La couverture du magazine allemand Die Aktuelles promet « la première interview » du septuple champion du monde de F1 Michael Schumacher, qui a subi de graves lésions cérébrales lors d’un accident de ski dans les Alpes en 2013.

Le nœud du problème est que les citations de Schumacher sont produites à l’aide d’une technologie d’intelligence artificielle, ce qui a été rapporté pour la première fois par le journal dans l’article – ce qui a fait sortir de leurs gonds les publicitaires du monde entier.

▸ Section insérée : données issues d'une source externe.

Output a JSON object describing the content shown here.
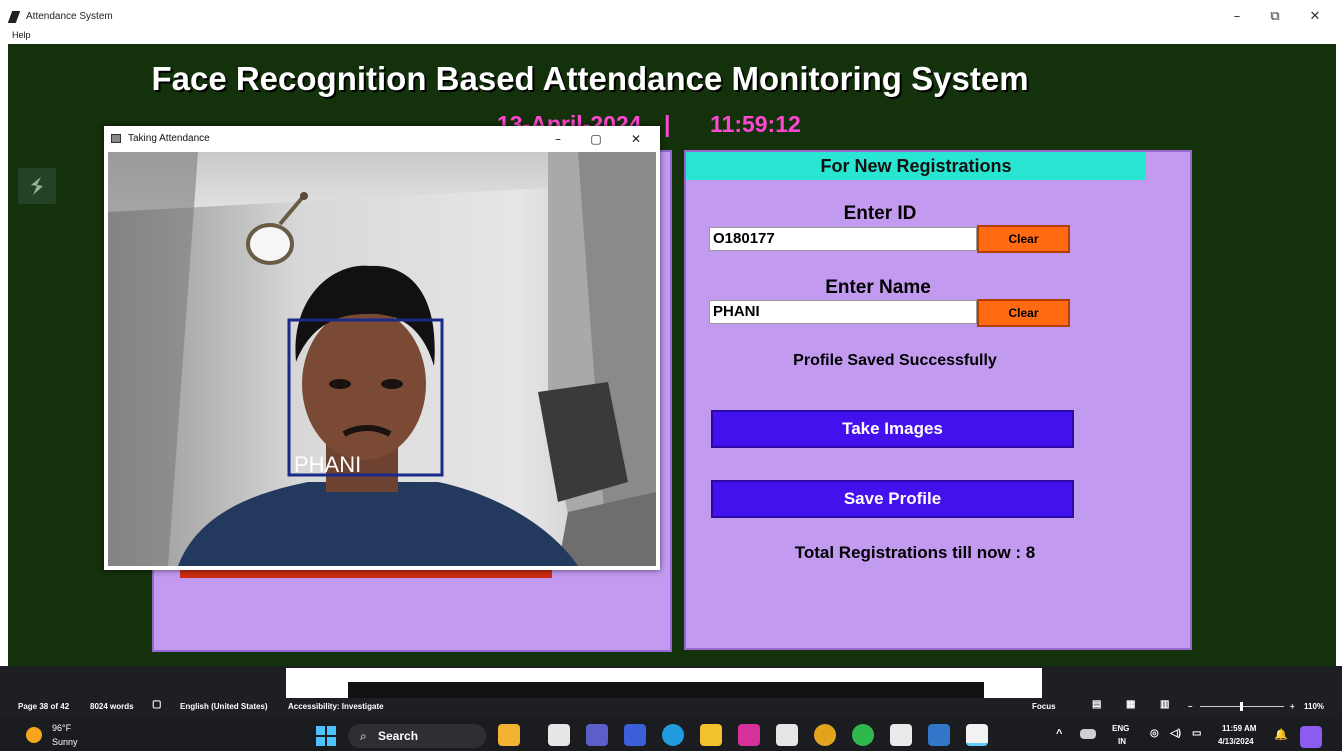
{
  "window": {
    "title": "Attendance System",
    "menu": [
      "Help"
    ]
  },
  "header": {
    "title": "Face Recognition Based Attendance Monitoring System",
    "date": "13-April-2024",
    "separator": "|",
    "time": "11:59:12"
  },
  "camera_window": {
    "title": "Taking Attendance",
    "face_label": "PHANI"
  },
  "registration": {
    "header": "For New Registrations",
    "id_label": "Enter ID",
    "id_value": "O180177",
    "name_label": "Enter Name",
    "name_value": "PHANI",
    "clear_label": "Clear",
    "status_message": "Profile Saved Successfully",
    "take_images_label": "Take Images",
    "save_profile_label": "Save Profile",
    "total_text": "Total Registrations till now  : 8"
  },
  "word_statusbar": {
    "page": "Page 38 of 42",
    "words": "8024 words",
    "language": "English (United States)",
    "accessibility": "Accessibility: Investigate",
    "focus": "Focus",
    "zoom": "110%"
  },
  "taskbar": {
    "weather_temp": "96°F",
    "weather_desc": "Sunny",
    "search_label": "Search",
    "lang_top": "ENG",
    "lang_bottom": "IN",
    "clock_time": "11:59 AM",
    "clock_date": "4/13/2024"
  },
  "colors": {
    "app_background": "#13310a",
    "panel": "#c29af0",
    "header_bar": "#28e6d2",
    "clear_button": "#ff6a12",
    "action_button": "#4310ee",
    "date_text": "#ff47d4",
    "face_box": "#1a2a8a"
  }
}
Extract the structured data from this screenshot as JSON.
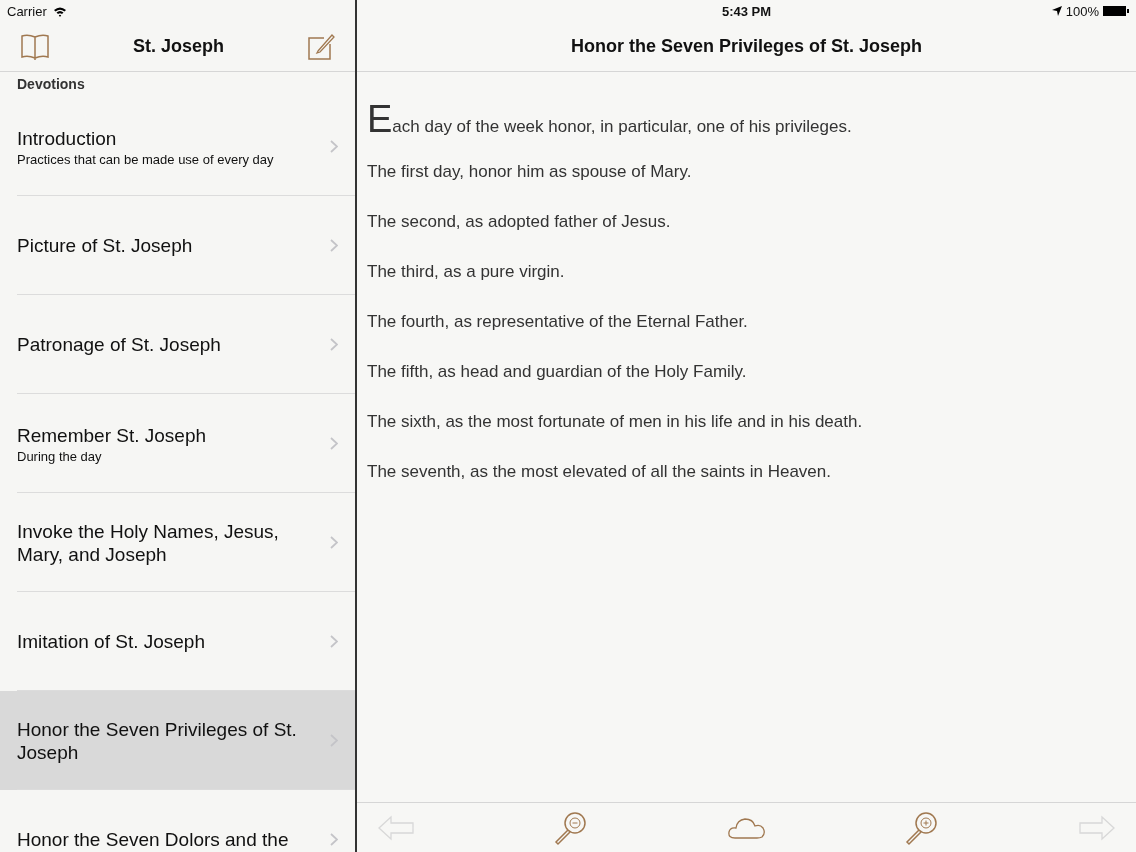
{
  "status_bar": {
    "carrier": "Carrier",
    "time": "5:43 PM",
    "battery": "100%"
  },
  "sidebar": {
    "title": "St. Joseph",
    "section": "Devotions",
    "items": [
      {
        "title": "Introduction",
        "subtitle": "Practices that can be made use of every day",
        "selected": false
      },
      {
        "title": "Picture of St. Joseph",
        "selected": false
      },
      {
        "title": "Patronage of St. Joseph",
        "selected": false
      },
      {
        "title": "Remember St. Joseph",
        "subtitle": "During the day",
        "selected": false
      },
      {
        "title": "Invoke the Holy Names, Jesus, Mary, and Joseph",
        "selected": false
      },
      {
        "title": "Imitation of St. Joseph",
        "selected": false
      },
      {
        "title": "Honor the Seven Privileges of St. Joseph",
        "selected": true
      },
      {
        "title": "Honor the Seven Dolors and the",
        "selected": false
      }
    ]
  },
  "detail": {
    "title": "Honor the Seven Privileges of St. Joseph",
    "lead": {
      "initial": "E",
      "text": "ach day of the week honor, in particular, one of his privileges."
    },
    "paragraphs": [
      "The first day, honor him as spouse of Mary.",
      "The second, as adopted father of Jesus.",
      "The third, as a pure virgin.",
      "The fourth, as representative of the Eternal Father.",
      "The fifth, as head and guardian of the Holy Family.",
      "The sixth, as the most fortunate of men in his life and in his death.",
      "The seventh, as the most elevated of all the saints in Heaven."
    ]
  },
  "toolbar": [
    {
      "kind": "back",
      "disabled": true
    },
    {
      "kind": "zoom-out",
      "disabled": false
    },
    {
      "kind": "cloud",
      "disabled": false
    },
    {
      "kind": "zoom-in",
      "disabled": false
    },
    {
      "kind": "forward",
      "disabled": true
    }
  ]
}
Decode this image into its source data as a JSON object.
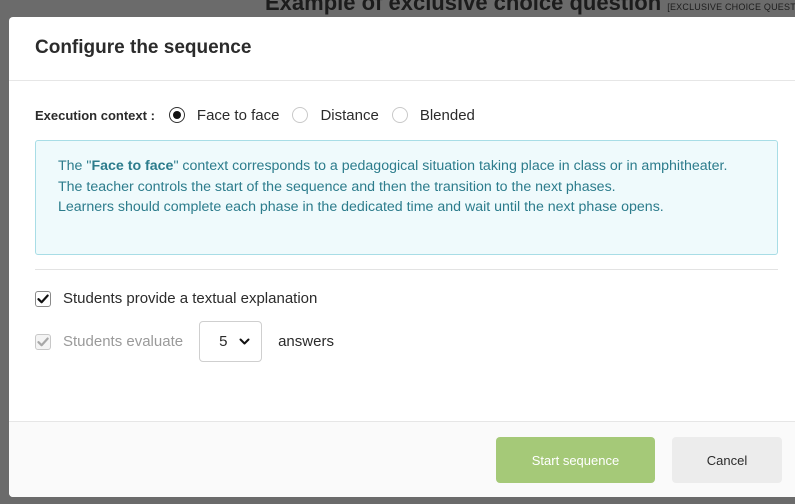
{
  "background": {
    "title": "Example of exclusive choice question",
    "title_tag": "[EXCLUSIVE CHOICE QUESTION]"
  },
  "modal": {
    "title": "Configure the sequence",
    "execution_context": {
      "label": "Execution context :",
      "options": [
        {
          "label": "Face to face",
          "checked": true
        },
        {
          "label": "Distance",
          "checked": false
        },
        {
          "label": "Blended",
          "checked": false
        }
      ]
    },
    "info": {
      "line1_prefix": "The \"",
      "line1_bold": "Face to face",
      "line1_suffix": "\" context corresponds to a pedagogical situation taking place in class or in amphitheater.",
      "line2": "The teacher controls the start of the sequence and then the transition to the next phases.",
      "line3": "Learners should complete each phase in the dedicated time and wait until the next phase opens."
    },
    "textual_explanation": {
      "label": "Students provide a textual explanation",
      "checked": true
    },
    "evaluate": {
      "label": "Students evaluate",
      "checked": true,
      "disabled": true,
      "count_value": "5",
      "suffix": "answers"
    },
    "footer": {
      "start_label": "Start sequence",
      "cancel_label": "Cancel"
    }
  },
  "colors": {
    "info_text": "#2c7c8c",
    "info_bg": "#effafc",
    "info_border": "#a8dde6",
    "start_button": "#a5c978",
    "cancel_button": "#ececec"
  }
}
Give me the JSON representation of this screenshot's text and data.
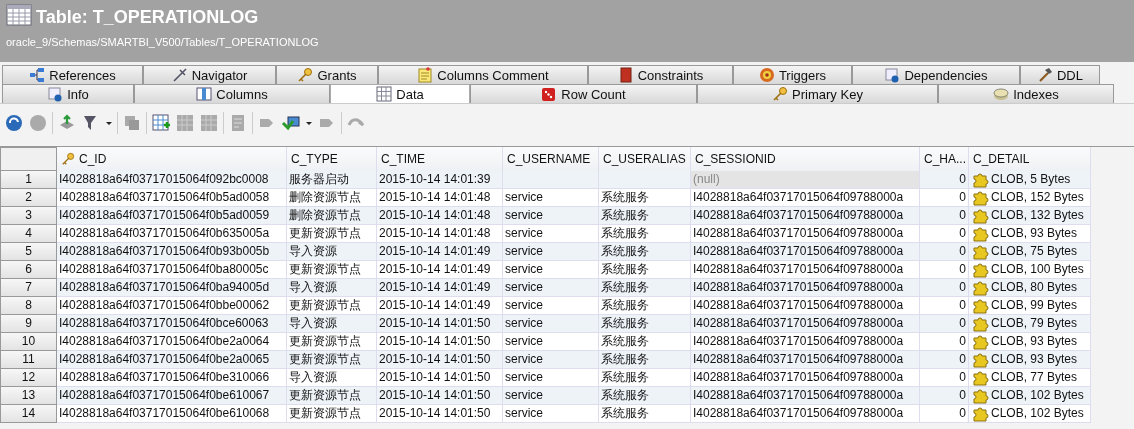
{
  "window": {
    "title": "Table: T_OPERATIONLOG",
    "path": "oracle_9/Schemas/SMARTBI_V500/Tables/T_OPERATIONLOG"
  },
  "tab_rows": [
    [
      {
        "label": "References",
        "selected": false
      },
      {
        "label": "Navigator",
        "selected": false
      },
      {
        "label": "Grants",
        "selected": false
      },
      {
        "label": "Columns Comment",
        "selected": false
      },
      {
        "label": "Constraints",
        "selected": false
      },
      {
        "label": "Triggers",
        "selected": false
      },
      {
        "label": "Dependencies",
        "selected": false
      },
      {
        "label": "DDL",
        "selected": false
      }
    ],
    [
      {
        "label": "Info",
        "selected": false
      },
      {
        "label": "Columns",
        "selected": false
      },
      {
        "label": "Data",
        "selected": true
      },
      {
        "label": "Row Count",
        "selected": false
      },
      {
        "label": "Primary Key",
        "selected": false
      },
      {
        "label": "Indexes",
        "selected": false
      }
    ]
  ],
  "table": {
    "columns": [
      {
        "label": "C_ID",
        "primary_key": true
      },
      {
        "label": "C_TYPE",
        "primary_key": false
      },
      {
        "label": "C_TIME",
        "primary_key": false
      },
      {
        "label": "C_USERNAME",
        "primary_key": false
      },
      {
        "label": "C_USERALIAS",
        "primary_key": false
      },
      {
        "label": "C_SESSIONID",
        "primary_key": false
      },
      {
        "label": "C_HA...",
        "primary_key": false
      },
      {
        "label": "C_DETAIL",
        "primary_key": false
      }
    ],
    "rows": [
      {
        "num": "1",
        "id": "I4028818a64f03717015064f092bc0008",
        "type": "服务器启动",
        "time": "2015-10-14 14:01:39",
        "username": "",
        "useralias": "",
        "sessionid": "(null)",
        "sessionid_null": true,
        "ha": "0",
        "detail": "CLOB, 5 Bytes"
      },
      {
        "num": "2",
        "id": "I4028818a64f03717015064f0b5ad0058",
        "type": "删除资源节点",
        "time": "2015-10-14 14:01:48",
        "username": "service",
        "useralias": "系统服务",
        "sessionid": "I4028818a64f03717015064f09788000a",
        "sessionid_null": false,
        "ha": "0",
        "detail": "CLOB, 152 Bytes"
      },
      {
        "num": "3",
        "id": "I4028818a64f03717015064f0b5ad0059",
        "type": "删除资源节点",
        "time": "2015-10-14 14:01:48",
        "username": "service",
        "useralias": "系统服务",
        "sessionid": "I4028818a64f03717015064f09788000a",
        "sessionid_null": false,
        "ha": "0",
        "detail": "CLOB, 132 Bytes"
      },
      {
        "num": "4",
        "id": "I4028818a64f03717015064f0b635005a",
        "type": "更新资源节点",
        "time": "2015-10-14 14:01:48",
        "username": "service",
        "useralias": "系统服务",
        "sessionid": "I4028818a64f03717015064f09788000a",
        "sessionid_null": false,
        "ha": "0",
        "detail": "CLOB, 93 Bytes"
      },
      {
        "num": "5",
        "id": "I4028818a64f03717015064f0b93b005b",
        "type": "导入资源",
        "time": "2015-10-14 14:01:49",
        "username": "service",
        "useralias": "系统服务",
        "sessionid": "I4028818a64f03717015064f09788000a",
        "sessionid_null": false,
        "ha": "0",
        "detail": "CLOB, 75 Bytes"
      },
      {
        "num": "6",
        "id": "I4028818a64f03717015064f0ba80005c",
        "type": "更新资源节点",
        "time": "2015-10-14 14:01:49",
        "username": "service",
        "useralias": "系统服务",
        "sessionid": "I4028818a64f03717015064f09788000a",
        "sessionid_null": false,
        "ha": "0",
        "detail": "CLOB, 100 Bytes"
      },
      {
        "num": "7",
        "id": "I4028818a64f03717015064f0ba94005d",
        "type": "导入资源",
        "time": "2015-10-14 14:01:49",
        "username": "service",
        "useralias": "系统服务",
        "sessionid": "I4028818a64f03717015064f09788000a",
        "sessionid_null": false,
        "ha": "0",
        "detail": "CLOB, 80 Bytes"
      },
      {
        "num": "8",
        "id": "I4028818a64f03717015064f0bbe00062",
        "type": "更新资源节点",
        "time": "2015-10-14 14:01:49",
        "username": "service",
        "useralias": "系统服务",
        "sessionid": "I4028818a64f03717015064f09788000a",
        "sessionid_null": false,
        "ha": "0",
        "detail": "CLOB, 99 Bytes"
      },
      {
        "num": "9",
        "id": "I4028818a64f03717015064f0bce60063",
        "type": "导入资源",
        "time": "2015-10-14 14:01:50",
        "username": "service",
        "useralias": "系统服务",
        "sessionid": "I4028818a64f03717015064f09788000a",
        "sessionid_null": false,
        "ha": "0",
        "detail": "CLOB, 79 Bytes"
      },
      {
        "num": "10",
        "id": "I4028818a64f03717015064f0be2a0064",
        "type": "更新资源节点",
        "time": "2015-10-14 14:01:50",
        "username": "service",
        "useralias": "系统服务",
        "sessionid": "I4028818a64f03717015064f09788000a",
        "sessionid_null": false,
        "ha": "0",
        "detail": "CLOB, 93 Bytes"
      },
      {
        "num": "11",
        "id": "I4028818a64f03717015064f0be2a0065",
        "type": "更新资源节点",
        "time": "2015-10-14 14:01:50",
        "username": "service",
        "useralias": "系统服务",
        "sessionid": "I4028818a64f03717015064f09788000a",
        "sessionid_null": false,
        "ha": "0",
        "detail": "CLOB, 93 Bytes"
      },
      {
        "num": "12",
        "id": "I4028818a64f03717015064f0be310066",
        "type": "导入资源",
        "time": "2015-10-14 14:01:50",
        "username": "service",
        "useralias": "系统服务",
        "sessionid": "I4028818a64f03717015064f09788000a",
        "sessionid_null": false,
        "ha": "0",
        "detail": "CLOB, 77 Bytes"
      },
      {
        "num": "13",
        "id": "I4028818a64f03717015064f0be610067",
        "type": "更新资源节点",
        "time": "2015-10-14 14:01:50",
        "username": "service",
        "useralias": "系统服务",
        "sessionid": "I4028818a64f03717015064f09788000a",
        "sessionid_null": false,
        "ha": "0",
        "detail": "CLOB, 102 Bytes"
      },
      {
        "num": "14",
        "id": "I4028818a64f03717015064f0be610068",
        "type": "更新资源节点",
        "time": "2015-10-14 14:01:50",
        "username": "service",
        "useralias": "系统服务",
        "sessionid": "I4028818a64f03717015064f09788000a",
        "sessionid_null": false,
        "ha": "0",
        "detail": "CLOB, 102 Bytes"
      }
    ]
  }
}
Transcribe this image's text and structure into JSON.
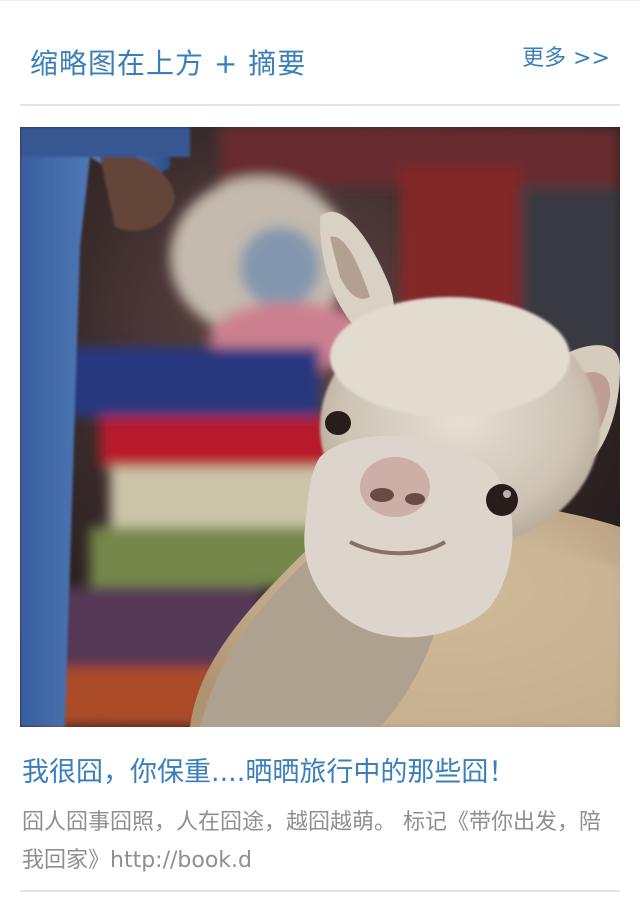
{
  "header": {
    "title": "缩略图在上方 + 摘要",
    "more_label": "更多 >>"
  },
  "article": {
    "title": "我很囧，你保重....晒晒旅行中的那些囧！",
    "summary": "囧人囧事囧照，人在囧途，越囧越萌。 标记《带你出发，陪我回家》http://book.d",
    "image_alt": "alpaca photo thumbnail"
  },
  "colors": {
    "accent": "#3a7fba",
    "summary_text": "#8f8f8f",
    "divider": "#e3e3e3"
  }
}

– Il est extrêmement étrange de faire une fausse interview. Ce n’est pas du journalisme, a déclaré Andreas Landmark, le directeur général de l’IA d’Aftonbladet, à SVT.

« Panne de publicité »

L’interview est entrecoupée d’autres exemples célèbres d’images générées par l’IA qui sont devenues virales et ont trompé le spectateur, ainsi que de captures d’écran de la discussion de l’IA avec Schumacher.

– Je comprends qu’ils n’ont pas essayé par tous les moyens de masquer un robot IA comme une véritable interview. Il n’y a eu qu’un transfert maladroit d’informations, un titre qui ne tient pas, déclare Andreas Landmark.

L’état de santé de Michael Schumacher a été gardé secret par sa famille, ce qui a fait réagir de nombreuses personnes sur le fait qu’il ait pu donner une interview. Cette décision pourrait coûter cher à Die Aktuelle, car la famille a décidé d’intenter une action en justice contre le journal.

Risquer sa crédibilité

À l’avenir, Andreas Landmark pense que la technologie sera utilisée par les journalistes à des fins de recherche ou de création, mais que les médias ne publieront pas les interviews de l’IA.

Il a récemment été nommé premier général de l’IA d’Aftonbladet, dans le but de coordonner et de diriger les initiatives en matière d’IA dans la salle de rédaction.

– Le plus grand défi pour moi et pour les médias sera de peser les avantages et les risques, c’est clair. Trouver un bon équilibre entre l’utilisation de la technologie pour améliorer notre récit du présent, et peut-être le rendre plus accessible à de nouveaux groupes, et l’effondrement total de l’information », déclare Andreas Landmark.